Misrepresentations
Two things about what Mr. Murtha said last week that I don't think are getting a lot of play:
First: There seems to be a wide-spread assumption that Mr. Murtha is acting as a front-man for more liberal Democrats who lack Mr. Murtha's credentials. But I don't know why Mr. Murtha would do that. I think Mr. Murtha is actually fronting for people in the Pentagon.
Bush and Rumsfeld keep saying that troop levels, etc., are determined by the reports they get from generals. But my sense is that the people in the Pentagon do not think that the Administration can handle what the Pentagon wants to tell them. I think they are talking to Mr. Murtha instead.
I think this exchange between Mr. Russert and Mr. Murtha from Meet The Press on Sunday is instructive:
"MR. RUSSERT: Congressman, have you heard privately from people at the Pentagon who are supportive and encouraging of you?
"REP. MURTHA: Oh, absolutely. I mean, there's nobody that talks to the people in the Pentagon more than I do. And they publicly--they have to say what the administra--and that's the way it should be. Soldiers in the field--I'll tell you how bad it's gotten in the field. I talk to sergeants who said to me "We're afraid to say anything because we'll stand to be recriminated by our superiors." I know we had a young captain come to see me that was complaining because the Geneva Convention was not being followed. And that's another point."
Second: Mr. Murtha has been very careful about making the distinction between withdrawal from the war zone, which he is clearly calling for, and bringing the soldiers home, which he doesn't seem to be saying at all. I don't know where he wants the troops re-deployed, and I don't think Mr. Murtha knows himself.
If you listen to what Mr. Murtha is actually saying, rather than focus on the political context in which he is saying it, you wind up concluding that the Pentagon feels the Administration is running the war effort into a ditch.

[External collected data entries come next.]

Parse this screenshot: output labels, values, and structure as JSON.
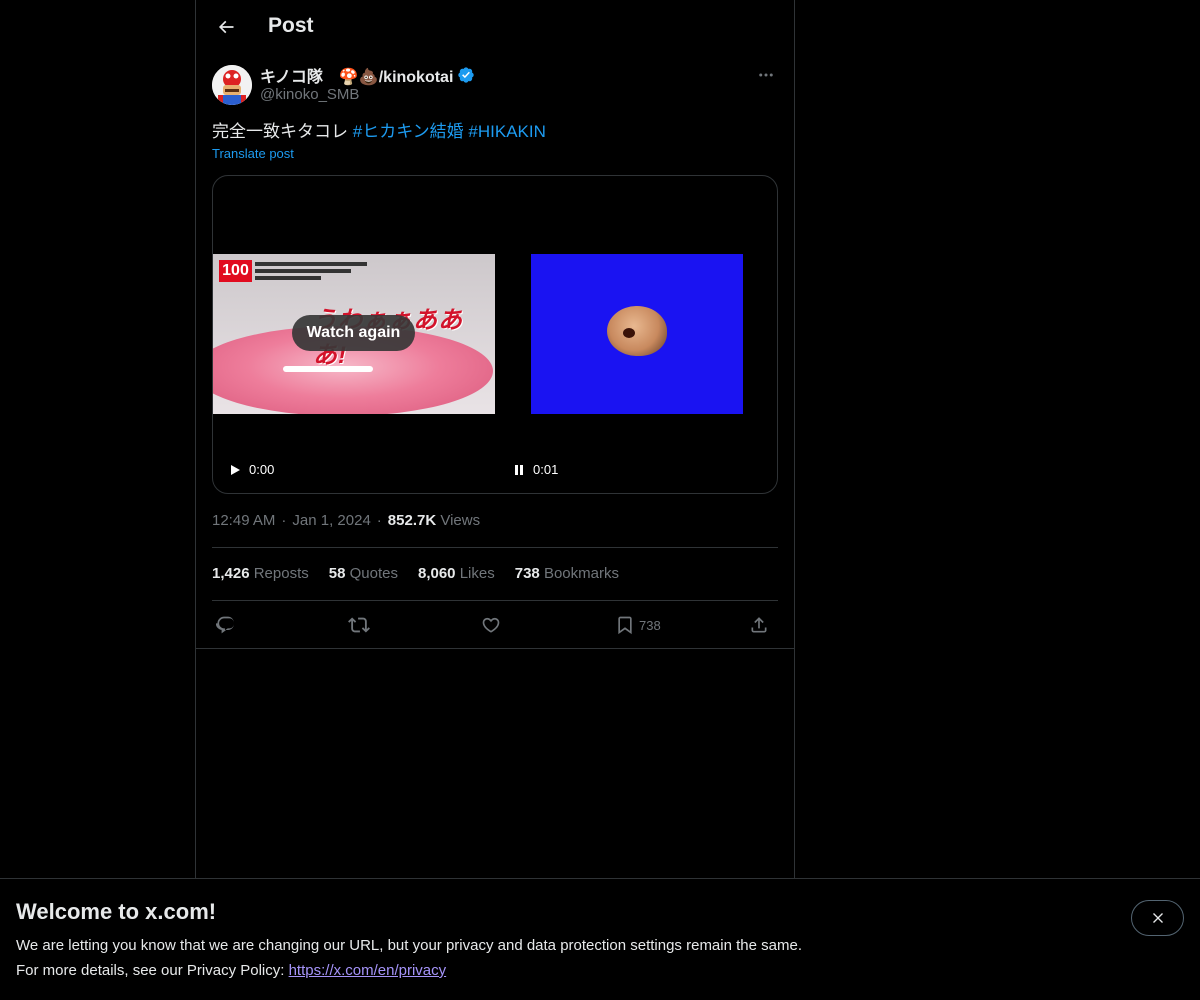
{
  "header": {
    "title": "Post"
  },
  "author": {
    "display_name": "キノコ隊　🍄💩/kinokotai",
    "handle": "@kinoko_SMB",
    "verified": true
  },
  "tweet": {
    "text": "完全一致キタコレ ",
    "hashtags": [
      "#ヒカキン結婚",
      "#HIKAKIN"
    ],
    "translate_label": "Translate post"
  },
  "media": {
    "watch_again_label": "Watch again",
    "left_badge": "100",
    "left_caption": "うわぁぁあああ!",
    "left_time": "0:00",
    "right_time": "0:01"
  },
  "meta": {
    "time": "12:49 AM",
    "date": "Jan 1, 2024",
    "views_count": "852.7K",
    "views_label": "Views"
  },
  "stats": {
    "reposts_count": "1,426",
    "reposts_label": "Reposts",
    "quotes_count": "58",
    "quotes_label": "Quotes",
    "likes_count": "8,060",
    "likes_label": "Likes",
    "bookmarks_count": "738",
    "bookmarks_label": "Bookmarks"
  },
  "actions": {
    "bookmark_count": "738"
  },
  "banner": {
    "title": "Welcome to x.com!",
    "line1": "We are letting you know that we are changing our URL, but your privacy and data protection settings remain the same.",
    "line2_prefix": "For more details, see our Privacy Policy: ",
    "link": "https://x.com/en/privacy"
  },
  "colors": {
    "accent": "#1d9bf0",
    "background": "#000000",
    "muted": "#71767b",
    "text": "#e7e9ea"
  },
  "icons": [
    "back-arrow-icon",
    "verified-badge-icon",
    "more-icon",
    "play-icon",
    "pause-icon",
    "reply-icon",
    "repost-icon",
    "like-icon",
    "bookmark-icon",
    "share-icon",
    "close-icon"
  ]
}
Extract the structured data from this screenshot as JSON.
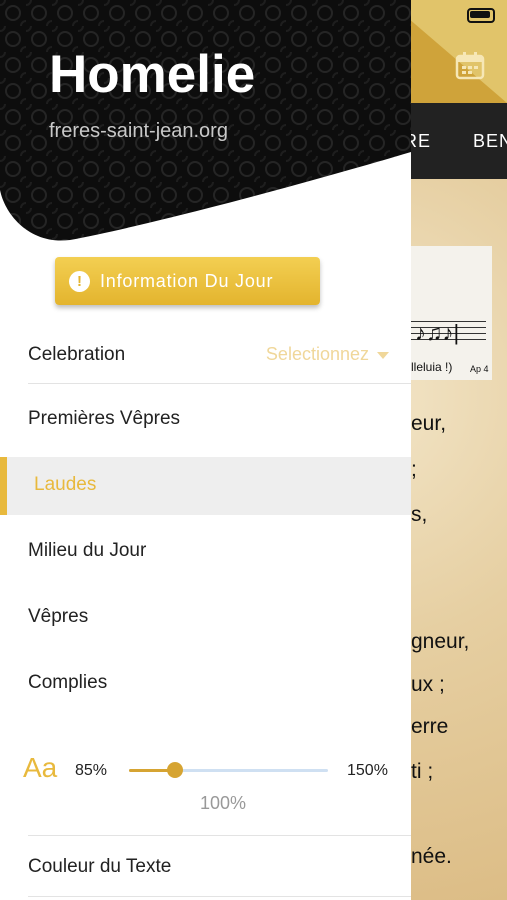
{
  "background": {
    "tabs": [
      "RE",
      "BEN"
    ],
    "music": {
      "lyric": "lleluia !)",
      "ref": "Ap 4"
    },
    "text_lines": [
      "eur,",
      ";",
      "s,",
      "gneur,",
      "ux ;",
      "erre",
      "ti ;",
      "née."
    ]
  },
  "drawer": {
    "title": "Homelie",
    "url": "freres-saint-jean.org",
    "info_button": {
      "label": "Information Du Jour",
      "icon": "exclamation-icon"
    },
    "celebration": {
      "label": "Celebration",
      "select_value": "Selectionnez"
    },
    "menu": [
      {
        "label": "Premières Vêpres",
        "active": false
      },
      {
        "label": "Laudes",
        "active": true
      },
      {
        "label": "Milieu du Jour",
        "active": false
      },
      {
        "label": "Vêpres",
        "active": false
      },
      {
        "label": "Complies",
        "active": false
      }
    ],
    "font_size": {
      "icon_label": "Aa",
      "min_label": "85%",
      "max_label": "150%",
      "current_label": "100%",
      "value_fraction": 0.23
    },
    "text_color_label": "Couleur du Texte"
  },
  "colors": {
    "accent": "#e8b93d",
    "header_black": "#111111",
    "tabbar": "#222222"
  }
}
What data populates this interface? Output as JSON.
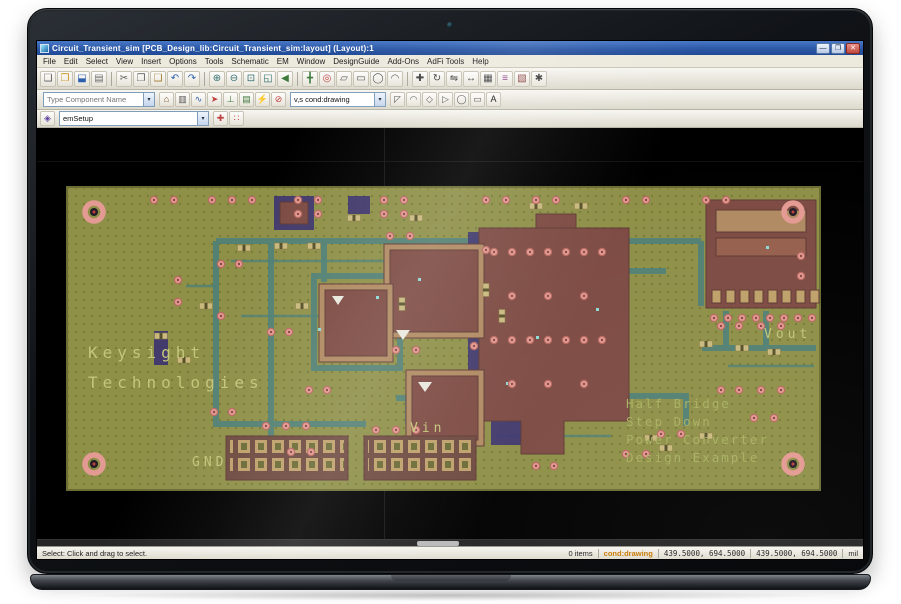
{
  "window": {
    "title": "Circuit_Transient_sim [PCB_Design_lib:Circuit_Transient_sim:layout] (Layout):1",
    "controls": {
      "minimize": "—",
      "maximize": "❐",
      "close": "✕"
    }
  },
  "menu": {
    "items": [
      "File",
      "Edit",
      "Select",
      "View",
      "Insert",
      "Options",
      "Tools",
      "Schematic",
      "EM",
      "Window",
      "DesignGuide",
      "Add-Ons",
      "AdFi Tools",
      "Help"
    ]
  },
  "toolbars": {
    "row1": {
      "icons": [
        {
          "name": "new-design-icon",
          "glyph": "❏",
          "color": "#5a5a5a"
        },
        {
          "name": "open-design-icon",
          "glyph": "❒",
          "color": "#c89020"
        },
        {
          "name": "save-design-icon",
          "glyph": "⬓",
          "color": "#2d5fae"
        },
        {
          "name": "print-icon",
          "glyph": "▤",
          "color": "#707070"
        },
        {
          "sep": true
        },
        {
          "name": "cut-icon",
          "glyph": "✂",
          "color": "#606060"
        },
        {
          "name": "copy-icon",
          "glyph": "❐",
          "color": "#606060"
        },
        {
          "name": "paste-icon",
          "glyph": "❑",
          "color": "#a07828"
        },
        {
          "name": "undo-icon",
          "glyph": "↶",
          "color": "#2d5fae"
        },
        {
          "name": "redo-icon",
          "glyph": "↷",
          "color": "#2d5fae"
        },
        {
          "sep": true
        },
        {
          "name": "zoom-in-icon",
          "glyph": "⊕",
          "color": "#2f6f6f"
        },
        {
          "name": "zoom-out-icon",
          "glyph": "⊖",
          "color": "#2f6f6f"
        },
        {
          "name": "zoom-area-icon",
          "glyph": "⊡",
          "color": "#2f6f6f"
        },
        {
          "name": "zoom-fit-icon",
          "glyph": "◱",
          "color": "#2f6f6f"
        },
        {
          "name": "view-last-icon",
          "glyph": "◀",
          "color": "#3d7a3d"
        },
        {
          "sep": true
        },
        {
          "name": "insert-trace-icon",
          "glyph": "╋",
          "color": "#3d7a3d"
        },
        {
          "name": "insert-via-icon",
          "glyph": "◎",
          "color": "#bf4040"
        },
        {
          "name": "insert-polygon-icon",
          "glyph": "▱",
          "color": "#555555"
        },
        {
          "name": "insert-rectangle-icon",
          "glyph": "▭",
          "color": "#555555"
        },
        {
          "name": "insert-circle-icon",
          "glyph": "◯",
          "color": "#555555"
        },
        {
          "name": "insert-arc-icon",
          "glyph": "◠",
          "color": "#555555"
        },
        {
          "sep": true
        },
        {
          "name": "move-icon",
          "glyph": "✚",
          "color": "#404040"
        },
        {
          "name": "rotate-icon",
          "glyph": "↻",
          "color": "#404040"
        },
        {
          "name": "mirror-icon",
          "glyph": "⇋",
          "color": "#404040"
        },
        {
          "name": "dimension-icon",
          "glyph": "↔",
          "color": "#404040"
        },
        {
          "name": "grid-icon",
          "glyph": "▦",
          "color": "#404040"
        },
        {
          "name": "layer-stack-icon",
          "glyph": "≡",
          "color": "#8a3d8a"
        },
        {
          "name": "em-simulation-icon",
          "glyph": "▧",
          "color": "#8a3d3d"
        },
        {
          "name": "preferences-icon",
          "glyph": "✱",
          "color": "#404040"
        }
      ]
    },
    "row2": {
      "component_combo": "Type Component Name",
      "layer_combo": "v,s  cond:drawing",
      "icons_a": [
        {
          "name": "component-palette-icon",
          "glyph": "⌂",
          "color": "#7a5230"
        },
        {
          "name": "component-list-icon",
          "glyph": "▥",
          "color": "#555555"
        },
        {
          "name": "net-highlight-icon",
          "glyph": "∿",
          "color": "#2d5fae"
        },
        {
          "name": "em-port-icon",
          "glyph": "➤",
          "color": "#bf4040"
        },
        {
          "name": "ground-pin-icon",
          "glyph": "⊥",
          "color": "#3d7a3d"
        },
        {
          "name": "substrate-stack-icon",
          "glyph": "▤",
          "color": "#3d7a3d"
        },
        {
          "name": "simulate-icon",
          "glyph": "⚡",
          "color": "#c89020"
        },
        {
          "name": "stop-icon",
          "glyph": "⊘",
          "color": "#bf4040"
        }
      ],
      "icons_b": [
        {
          "name": "corner-tool-icon",
          "glyph": "◸",
          "color": "#555555"
        },
        {
          "name": "arc-corner-icon",
          "glyph": "◠",
          "color": "#555555"
        },
        {
          "name": "diamond-tool-icon",
          "glyph": "◇",
          "color": "#555555"
        },
        {
          "name": "pentagon-tool-icon",
          "glyph": "▷",
          "color": "#555555"
        },
        {
          "name": "ellipse-tool-icon",
          "glyph": "◯",
          "color": "#555555"
        },
        {
          "name": "rect-tool-icon",
          "glyph": "▭",
          "color": "#555555"
        },
        {
          "name": "text-tool-icon",
          "glyph": "A",
          "color": "#111111"
        }
      ]
    },
    "row3": {
      "em_combo": "emSetup",
      "icons_left": [
        {
          "name": "em-setup-icon",
          "glyph": "◈",
          "color": "#6040a0"
        }
      ],
      "icons_right": [
        {
          "name": "snap-origin-icon",
          "glyph": "✚",
          "color": "#bf4040"
        },
        {
          "name": "mesh-grid-icon",
          "glyph": "∷",
          "color": "#bf4040"
        }
      ]
    }
  },
  "board": {
    "brand_line1": "Keysight",
    "brand_line2": "Technologies",
    "label_gnd": "GND",
    "label_vin": "Vin",
    "label_vout": "Vout",
    "desc_line1": "Half Bridge",
    "desc_line2": "Step Down",
    "desc_line3": "Power Converter",
    "desc_line4": "Design Example",
    "colors": {
      "board": "#8e9048",
      "dot": "#6e7030",
      "copper": "#7d4b43",
      "copper_light": "#b08a62",
      "trace": "#4e8077",
      "purple": "#3d3470",
      "via": "#e39a92",
      "via_ring": "#b96a61",
      "pad": "#bfa06a",
      "text_bright": "#c4c57a",
      "text_dim": "#a8b060"
    }
  },
  "statusbar": {
    "hint": "Select: Click and drag to select.",
    "items_count": "0 items",
    "layer": "cond:drawing",
    "coord_a": "439.5000, 694.5000",
    "coord_b": "439.5000, 694.5000",
    "units": "mil"
  }
}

While the Pentagon, from McNamara to Cheney to Rumsfeld is not the source of All Knowledge, and while the partisan sniping will never cease, down in the trenches, the Administration needs to address the underlying complaint, and deal with it properly.
***
My own view is that the Administration has made a certain amount of progress -- Saddam is gone, they are drafting laws, they are having elections.. After all, we've been in Iraq for only three years.
I say "only three years" because the aims of the War will take forever to accomplish. When I say forever, I mean beyond the natural lifetime of any adult discussing the War.
What are the aims of the War? The aims of the War that I am willing to support, are, at a minimum
(i) leaving Iraq in a better situation than the one it was in under Saddam Hussein;
(ii)leaving Iraq in a situation where it can protect itself militarily against Iran and perhaps Turkey; and
(iii) leaving a process in place where there is a chance for internal opposition to be handled either politically or religiously -- and not through tyranny from the top or terror from the bottom. This may mean democracy, but it may not. It should mean a reduced threat of terrorism.
Are these the Administration's War Aims? Who knows. While supporters of the War talk about one war, the Administration is talking about another war. The War that is actually being fought, of course, is something else again.
On Monday, Dick Cheney hauled out a version of an old chestnut, the "domino theory" to support his war aims. Fighting Dick Cheney's War will take longer than forever.
Whatever war aims the United States has in the Middle East, they will always take forever to accomplish. That was more predictable in the winter leading up to the War than finding that Saddam had no WMDs.
How did I always know war aims will take forever to accomplish? How did the current Administration know? I'll just name one reason that does not take a lot of explanation or intellectual firepower -- I've seen "Lawrence of Arabia." Didn't anyone in the Administration see "Lawrence of Arabia"?
The Administration has done virtually nothing, in word or deed, to prepare the public for any sort of long, existential struggle in the Middle East. And long, existential struggles are the only struggles you have in the Middle East.
In my opinion, over the next year, it will be those sorts of "soft misrepresentations" about the nature of war in the Middle East, and the war aims of the Administration, rather than any sort of "hard misrepresentations" that may or may not have been made about WMDs, that will come back to haunt us, no matter how you currently feel about the situation in Iraq.